Banco Itau Argentina SA, BNP Paribas SA, Banco BBVA Argentina SA and HSBC Bank Argentina SA are among banks that cut their trading desks or relocated their traders, according to people with direct knowledge of the matter. The reason was the market drop after opposition leader Alberto Fernández trounced president Mauricio Macri in August primaries with a wider margin than was expected.
The concerns around a return to protectionist policies under a Peronist opposition were cemented on October 27 when Fernández beat incumbent Macri in the first round. He’ll take office on December 10. The benchmark S&P Merval almost halved in dollar terms, while bond spreads tripled to 22.92 percentage points since the primaries.
Representatives for Itau and BBVA declined to comment. BNP did not immediately reply to a comment request.
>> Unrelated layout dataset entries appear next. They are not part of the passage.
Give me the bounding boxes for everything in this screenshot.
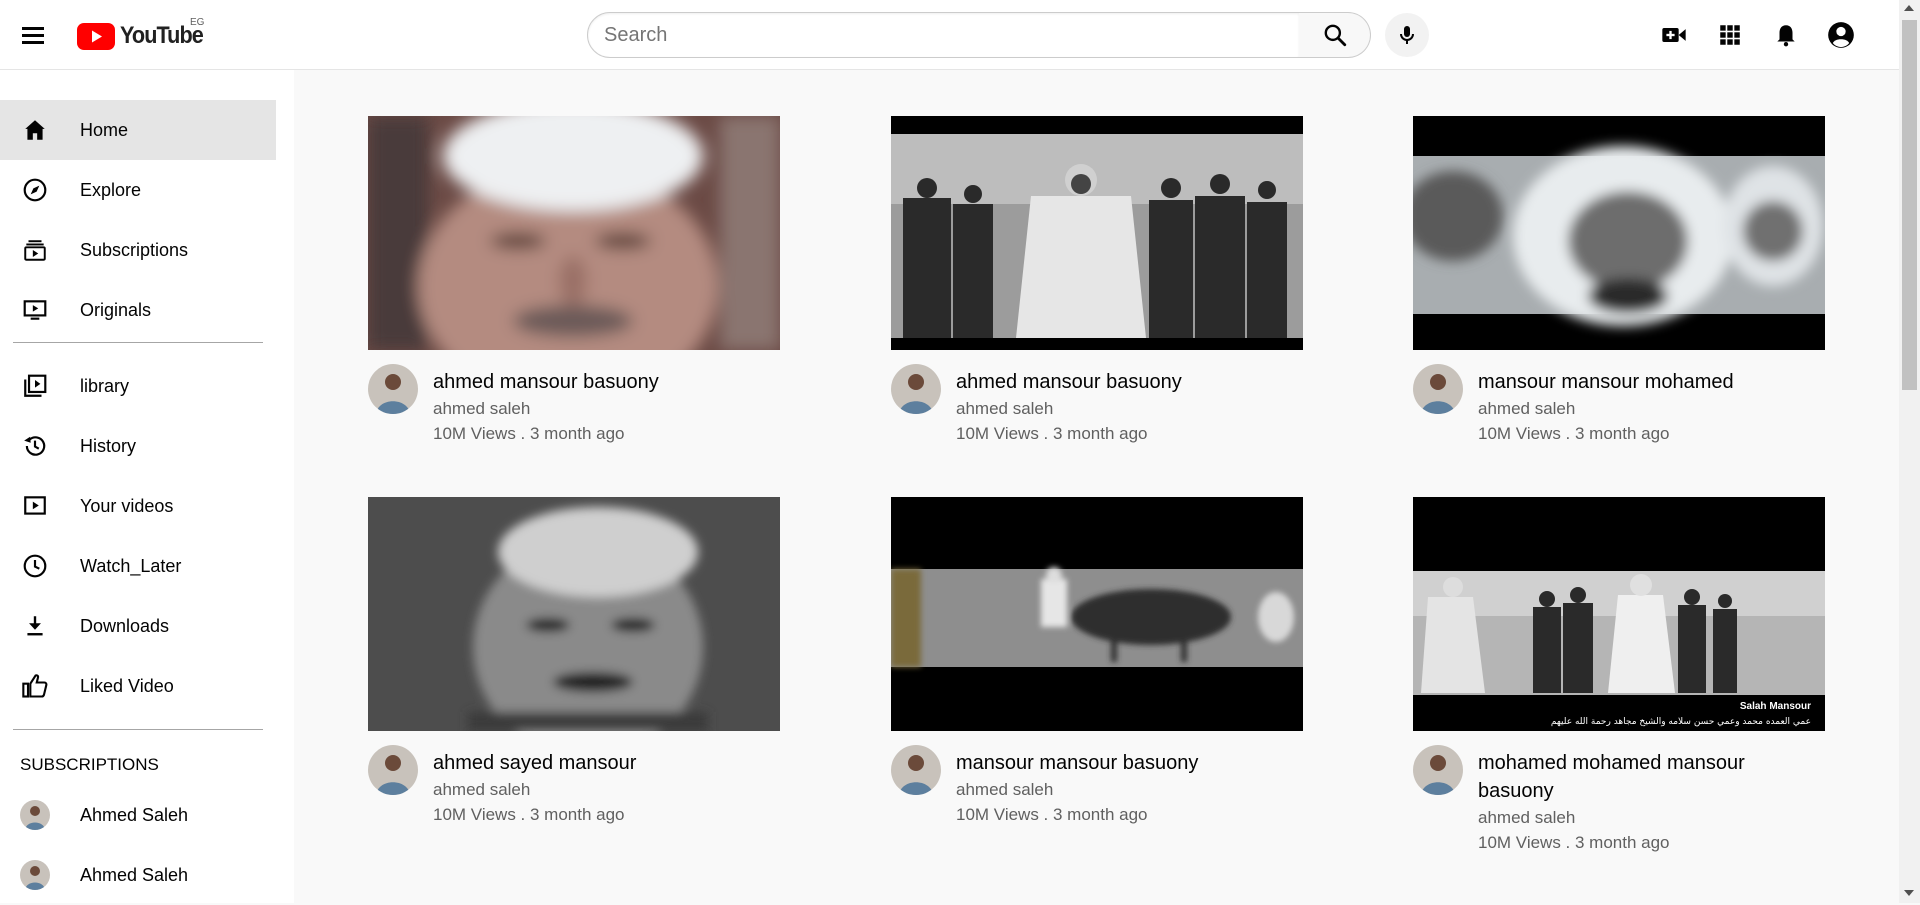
sidebar-item-explore[interactable]: Explore xyxy=(0,160,276,220)
sidebar-item-label: Subscriptions xyxy=(80,239,189,260)
thumbnail-caption-arabic: عمي العمده محمد وعمي حسن سلامه والشيخ مج… xyxy=(1551,717,1811,727)
thumbs-up-icon xyxy=(20,671,50,701)
subscription-channel-name: Ahmed Saleh xyxy=(80,864,189,885)
sidebar-item-label: Home xyxy=(80,119,129,140)
video-meta: 10M Views . 3 month ago xyxy=(956,805,1148,824)
video-thumbnail[interactable]: Salah Mansour عمي العمده محمد وعمي حسن س… xyxy=(1413,497,1825,731)
sidebar-item-originals[interactable]: Originals xyxy=(0,280,276,340)
channel-avatar xyxy=(20,860,50,890)
sidebar-divider xyxy=(13,342,263,343)
channel-avatar[interactable] xyxy=(1413,364,1463,414)
video-meta: 10M Views . 3 month ago xyxy=(433,805,625,824)
search-field xyxy=(587,12,1300,58)
subscriptions-icon xyxy=(20,235,50,265)
video-meta: 10M Views . 3 month ago xyxy=(1478,424,1670,443)
compass-icon xyxy=(20,175,50,205)
video-title[interactable]: mansour mansour basuony xyxy=(956,749,1301,777)
video-meta: 10M Views . 3 month ago xyxy=(1478,833,1670,852)
video-card[interactable]: ahmed mansour basuony ahmed saleh 10M Vi… xyxy=(891,116,1303,443)
sidebar-item-subscriptions[interactable]: Subscriptions xyxy=(0,220,276,280)
sidebar-item-label: Liked Video xyxy=(80,675,174,696)
video-meta: 10M Views . 3 month ago xyxy=(433,424,625,443)
account-icon[interactable] xyxy=(1826,20,1856,50)
subscription-channel-name: Ahmed Saleh xyxy=(80,804,189,825)
sidebar: Home Explore Subscriptions Originals lib… xyxy=(0,70,294,903)
video-channel-name[interactable]: ahmed saleh xyxy=(956,780,1053,800)
notifications-icon[interactable] xyxy=(1771,20,1801,50)
your-videos-icon xyxy=(20,491,50,521)
sidebar-item-history[interactable]: History xyxy=(0,416,276,476)
youtube-play-icon xyxy=(77,22,115,50)
channel-avatar xyxy=(20,800,50,830)
sidebar-item-label: History xyxy=(80,435,137,456)
thumbnail-caption-name: Salah Mansour xyxy=(1740,701,1811,712)
video-channel-name[interactable]: ahmed saleh xyxy=(1478,399,1575,419)
video-title[interactable]: ahmed mansour basuony xyxy=(433,368,778,396)
channel-avatar[interactable] xyxy=(891,745,941,795)
channel-avatar[interactable] xyxy=(368,364,418,414)
scroll-up-arrow-icon[interactable] xyxy=(1904,5,1914,11)
subscription-channel[interactable]: Ahmed Saleh xyxy=(0,845,276,905)
download-icon xyxy=(20,611,50,641)
channel-avatar[interactable] xyxy=(891,364,941,414)
sidebar-item-liked-video[interactable]: Liked Video xyxy=(0,656,276,716)
channel-avatar[interactable] xyxy=(368,745,418,795)
video-card[interactable]: mansour mansour basuony ahmed saleh 10M … xyxy=(891,497,1303,824)
channel-avatar[interactable] xyxy=(1413,745,1463,795)
top-header: YouTube EG xyxy=(0,0,1899,70)
country-code: EG xyxy=(190,17,205,28)
library-icon xyxy=(20,371,50,401)
sidebar-item-label: Watch_Later xyxy=(80,555,182,576)
video-channel-name[interactable]: ahmed saleh xyxy=(1478,808,1575,828)
video-channel-name[interactable]: ahmed saleh xyxy=(956,399,1053,419)
search-icon xyxy=(1324,24,1346,47)
video-card[interactable]: Salah Mansour عمي العمده محمد وعمي حسن س… xyxy=(1413,497,1825,852)
history-icon xyxy=(20,431,50,461)
video-thumbnail[interactable] xyxy=(368,497,780,731)
sidebar-item-library[interactable]: library xyxy=(0,356,276,416)
video-meta: 10M Views . 3 month ago xyxy=(956,424,1148,443)
video-title[interactable]: ahmed sayed mansour xyxy=(433,749,778,777)
subscriptions-section-title: SUBSCRIPTIONS xyxy=(20,755,159,774)
apps-icon[interactable] xyxy=(1715,20,1745,50)
search-input[interactable] xyxy=(588,13,1299,57)
video-thumbnail[interactable] xyxy=(368,116,780,350)
scroll-down-arrow-icon[interactable] xyxy=(1904,890,1914,896)
voice-search-button[interactable] xyxy=(1385,13,1429,57)
menu-icon[interactable] xyxy=(18,21,48,51)
sidebar-divider xyxy=(13,729,263,730)
scrollbar-thumb[interactable] xyxy=(1902,20,1917,390)
video-title[interactable]: mohamed mohamed mansour basuony xyxy=(1478,749,1823,805)
video-channel-name[interactable]: ahmed saleh xyxy=(433,399,530,419)
sidebar-item-label: library xyxy=(80,375,130,396)
home-icon xyxy=(20,115,50,145)
clock-icon xyxy=(20,551,50,581)
page-scrollbar[interactable] xyxy=(1899,0,1920,903)
mic-icon xyxy=(1400,26,1414,44)
video-card[interactable]: mansour mansour mohamed ahmed saleh 10M … xyxy=(1413,116,1825,443)
search-button[interactable] xyxy=(1299,12,1371,58)
sidebar-item-home[interactable]: Home xyxy=(0,100,276,160)
create-video-icon[interactable] xyxy=(1659,20,1689,50)
originals-icon xyxy=(20,295,50,325)
sidebar-item-label: Downloads xyxy=(80,615,170,636)
sidebar-item-watch-later[interactable]: Watch_Later xyxy=(0,536,276,596)
video-thumbnail[interactable] xyxy=(891,116,1303,350)
subscription-channel[interactable]: Ahmed Saleh xyxy=(0,785,276,845)
sidebar-item-label: Originals xyxy=(80,299,152,320)
video-thumbnail[interactable] xyxy=(1413,116,1825,350)
video-card[interactable]: ahmed sayed mansour ahmed saleh 10M View… xyxy=(368,497,780,824)
sidebar-item-label: Your videos xyxy=(80,495,174,516)
video-card[interactable]: ahmed mansour basuony ahmed saleh 10M Vi… xyxy=(368,116,780,443)
video-title[interactable]: ahmed mansour basuony xyxy=(956,368,1301,396)
sidebar-item-downloads[interactable]: Downloads xyxy=(0,596,276,656)
video-channel-name[interactable]: ahmed saleh xyxy=(433,780,530,800)
video-title[interactable]: mansour mansour mohamed xyxy=(1478,368,1823,396)
video-thumbnail[interactable] xyxy=(891,497,1303,731)
sidebar-item-label: Explore xyxy=(80,179,142,200)
sidebar-item-your-videos[interactable]: Your videos xyxy=(0,476,276,536)
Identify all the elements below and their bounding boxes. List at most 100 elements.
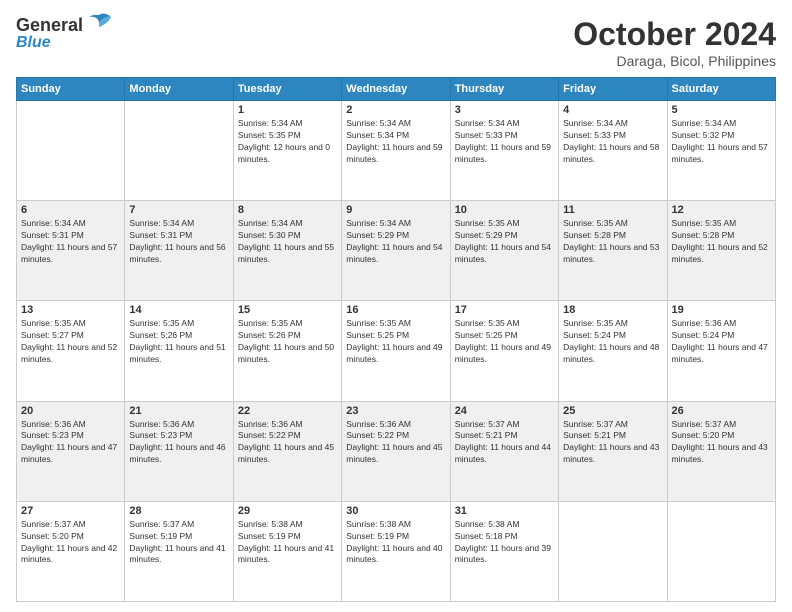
daylight-text: Daylight: 11 hours and 53 minutes. <box>563 242 662 266</box>
calendar-header-row: Sunday Monday Tuesday Wednesday Thursday… <box>17 78 776 101</box>
table-row: 20 Sunrise: 5:36 AM Sunset: 5:23 PM Dayl… <box>17 401 125 501</box>
day-info: Sunrise: 5:34 AM Sunset: 5:32 PM Dayligh… <box>672 118 771 166</box>
day-info: Sunrise: 5:35 AM Sunset: 5:27 PM Dayligh… <box>21 318 120 366</box>
sunset-text: Sunset: 5:21 PM <box>455 430 554 442</box>
sunset-text: Sunset: 5:21 PM <box>563 430 662 442</box>
table-row: 10 Sunrise: 5:35 AM Sunset: 5:29 PM Dayl… <box>450 201 558 301</box>
daylight-text: Daylight: 11 hours and 41 minutes. <box>129 543 228 567</box>
table-row <box>17 101 125 201</box>
calendar-week-row: 20 Sunrise: 5:36 AM Sunset: 5:23 PM Dayl… <box>17 401 776 501</box>
day-info: Sunrise: 5:34 AM Sunset: 5:34 PM Dayligh… <box>346 118 445 166</box>
sunrise-text: Sunrise: 5:35 AM <box>346 318 445 330</box>
day-number: 20 <box>21 405 120 417</box>
daylight-text: Daylight: 11 hours and 48 minutes. <box>563 342 662 366</box>
title-block: October 2024 Daraga, Bicol, Philippines <box>573 16 776 69</box>
sunset-text: Sunset: 5:23 PM <box>21 430 120 442</box>
day-info: Sunrise: 5:35 AM Sunset: 5:28 PM Dayligh… <box>563 218 662 266</box>
sunset-text: Sunset: 5:20 PM <box>672 430 771 442</box>
table-row: 16 Sunrise: 5:35 AM Sunset: 5:25 PM Dayl… <box>342 301 450 401</box>
day-info: Sunrise: 5:37 AM Sunset: 5:21 PM Dayligh… <box>455 419 554 467</box>
day-number: 27 <box>21 505 120 517</box>
table-row: 30 Sunrise: 5:38 AM Sunset: 5:19 PM Dayl… <box>342 501 450 601</box>
day-number: 29 <box>238 505 337 517</box>
day-number: 22 <box>238 405 337 417</box>
subtitle: Daraga, Bicol, Philippines <box>573 53 776 69</box>
table-row: 25 Sunrise: 5:37 AM Sunset: 5:21 PM Dayl… <box>559 401 667 501</box>
day-info: Sunrise: 5:36 AM Sunset: 5:22 PM Dayligh… <box>238 419 337 467</box>
sunrise-text: Sunrise: 5:36 AM <box>238 419 337 431</box>
sunset-text: Sunset: 5:26 PM <box>238 330 337 342</box>
day-info: Sunrise: 5:37 AM Sunset: 5:19 PM Dayligh… <box>129 519 228 567</box>
day-info: Sunrise: 5:36 AM Sunset: 5:23 PM Dayligh… <box>21 419 120 467</box>
day-info: Sunrise: 5:35 AM Sunset: 5:28 PM Dayligh… <box>672 218 771 266</box>
sunset-text: Sunset: 5:26 PM <box>129 330 228 342</box>
day-number: 9 <box>346 204 445 216</box>
day-info: Sunrise: 5:34 AM Sunset: 5:31 PM Dayligh… <box>21 218 120 266</box>
daylight-text: Daylight: 11 hours and 54 minutes. <box>455 242 554 266</box>
daylight-text: Daylight: 11 hours and 58 minutes. <box>563 142 662 166</box>
sunrise-text: Sunrise: 5:35 AM <box>455 218 554 230</box>
day-info: Sunrise: 5:36 AM Sunset: 5:24 PM Dayligh… <box>672 318 771 366</box>
day-info: Sunrise: 5:35 AM Sunset: 5:25 PM Dayligh… <box>455 318 554 366</box>
sunrise-text: Sunrise: 5:35 AM <box>455 318 554 330</box>
sunset-text: Sunset: 5:22 PM <box>238 430 337 442</box>
sunset-text: Sunset: 5:29 PM <box>346 230 445 242</box>
daylight-text: Daylight: 11 hours and 51 minutes. <box>129 342 228 366</box>
day-info: Sunrise: 5:37 AM Sunset: 5:21 PM Dayligh… <box>563 419 662 467</box>
col-wednesday: Wednesday <box>342 78 450 101</box>
day-number: 28 <box>129 505 228 517</box>
table-row: 24 Sunrise: 5:37 AM Sunset: 5:21 PM Dayl… <box>450 401 558 501</box>
sunrise-text: Sunrise: 5:38 AM <box>346 519 445 531</box>
daylight-text: Daylight: 11 hours and 39 minutes. <box>455 543 554 567</box>
daylight-text: Daylight: 11 hours and 54 minutes. <box>346 242 445 266</box>
table-row: 22 Sunrise: 5:36 AM Sunset: 5:22 PM Dayl… <box>233 401 341 501</box>
day-number: 7 <box>129 204 228 216</box>
calendar-table: Sunday Monday Tuesday Wednesday Thursday… <box>16 77 776 602</box>
sunset-text: Sunset: 5:31 PM <box>21 230 120 242</box>
day-number: 5 <box>672 104 771 116</box>
daylight-text: Daylight: 12 hours and 0 minutes. <box>238 142 337 166</box>
daylight-text: Daylight: 11 hours and 49 minutes. <box>346 342 445 366</box>
table-row: 18 Sunrise: 5:35 AM Sunset: 5:24 PM Dayl… <box>559 301 667 401</box>
sunrise-text: Sunrise: 5:34 AM <box>21 218 120 230</box>
sunset-text: Sunset: 5:34 PM <box>346 130 445 142</box>
col-monday: Monday <box>125 78 233 101</box>
day-info: Sunrise: 5:35 AM Sunset: 5:25 PM Dayligh… <box>346 318 445 366</box>
sunrise-text: Sunrise: 5:34 AM <box>238 218 337 230</box>
sunset-text: Sunset: 5:28 PM <box>563 230 662 242</box>
daylight-text: Daylight: 11 hours and 55 minutes. <box>238 242 337 266</box>
table-row: 7 Sunrise: 5:34 AM Sunset: 5:31 PM Dayli… <box>125 201 233 301</box>
table-row: 23 Sunrise: 5:36 AM Sunset: 5:22 PM Dayl… <box>342 401 450 501</box>
daylight-text: Daylight: 11 hours and 46 minutes. <box>129 442 228 466</box>
day-info: Sunrise: 5:35 AM Sunset: 5:26 PM Dayligh… <box>129 318 228 366</box>
table-row: 9 Sunrise: 5:34 AM Sunset: 5:29 PM Dayli… <box>342 201 450 301</box>
sunrise-text: Sunrise: 5:35 AM <box>563 318 662 330</box>
day-number: 31 <box>455 505 554 517</box>
main-title: October 2024 <box>573 16 776 53</box>
sunrise-text: Sunrise: 5:34 AM <box>238 118 337 130</box>
table-row: 14 Sunrise: 5:35 AM Sunset: 5:26 PM Dayl… <box>125 301 233 401</box>
day-info: Sunrise: 5:34 AM Sunset: 5:31 PM Dayligh… <box>129 218 228 266</box>
day-number: 4 <box>563 104 662 116</box>
sunrise-text: Sunrise: 5:35 AM <box>672 218 771 230</box>
daylight-text: Daylight: 11 hours and 56 minutes. <box>129 242 228 266</box>
table-row: 19 Sunrise: 5:36 AM Sunset: 5:24 PM Dayl… <box>667 301 775 401</box>
sunrise-text: Sunrise: 5:35 AM <box>238 318 337 330</box>
sunset-text: Sunset: 5:33 PM <box>563 130 662 142</box>
sunset-text: Sunset: 5:19 PM <box>238 531 337 543</box>
col-tuesday: Tuesday <box>233 78 341 101</box>
day-info: Sunrise: 5:38 AM Sunset: 5:19 PM Dayligh… <box>346 519 445 567</box>
table-row: 1 Sunrise: 5:34 AM Sunset: 5:35 PM Dayli… <box>233 101 341 201</box>
table-row <box>125 101 233 201</box>
day-number: 23 <box>346 405 445 417</box>
table-row: 11 Sunrise: 5:35 AM Sunset: 5:28 PM Dayl… <box>559 201 667 301</box>
sunset-text: Sunset: 5:31 PM <box>129 230 228 242</box>
sunset-text: Sunset: 5:22 PM <box>346 430 445 442</box>
table-row: 5 Sunrise: 5:34 AM Sunset: 5:32 PM Dayli… <box>667 101 775 201</box>
calendar-week-row: 6 Sunrise: 5:34 AM Sunset: 5:31 PM Dayli… <box>17 201 776 301</box>
day-info: Sunrise: 5:37 AM Sunset: 5:20 PM Dayligh… <box>21 519 120 567</box>
table-row: 15 Sunrise: 5:35 AM Sunset: 5:26 PM Dayl… <box>233 301 341 401</box>
table-row: 26 Sunrise: 5:37 AM Sunset: 5:20 PM Dayl… <box>667 401 775 501</box>
col-sunday: Sunday <box>17 78 125 101</box>
sunrise-text: Sunrise: 5:37 AM <box>455 419 554 431</box>
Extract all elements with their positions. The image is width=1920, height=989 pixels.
A spokeswoman at HSBC Argentina confirmed the relocation of one of its traders and added that the position was replaced locally.
Banco Itau arranged the exit of the head of its trading desk, Sebastian Azumendi, formerly of UBS and Mizuho, who had returned to his home country of Argentina in 2017 as the market boomed. BNP Paribas let go traders Marcos Rodríguez Alcobendas. HSBC Argentina relocated FX trader Sebastián Rzezak to New York, a spokeswoman confirmed, and replaced him with Tomas Devito, formerly of Banco Patagonia.
BBVA’s Cesar Coppola, who had been hired from HSBC in October 2018, left the bank in mid-October. Shortly after he started a new role as head of investments at Binaria Compania de Seguros, the insurance company owned by health services company Grupo OSDE.
”My decision was unrelated to the current market situation – I was offered a great opportunity to return to the buy-side through a local group,” Coppola said. “In the medium term, I believe there will be more opportunities in the buy-side in Argentina than in the sell-side.”
The moves come as Argentina’s political risk leads foreign institutional investors to shy away from local assets. Banks started by cutting senior roles amid concerns on their budgets for the year ahead and that a Fernández government may put limits on layoffs.
Among the biggest blows to the sector were delays on the payment of local notes and FX controls, which limit banks’ ability to trade futures.
“The futures market was lost, as the instrument ceased to be used as a hedge and volume fell by 65 percent,” said Pablo Castagna, head of wealth management of local broker Balanz Capital.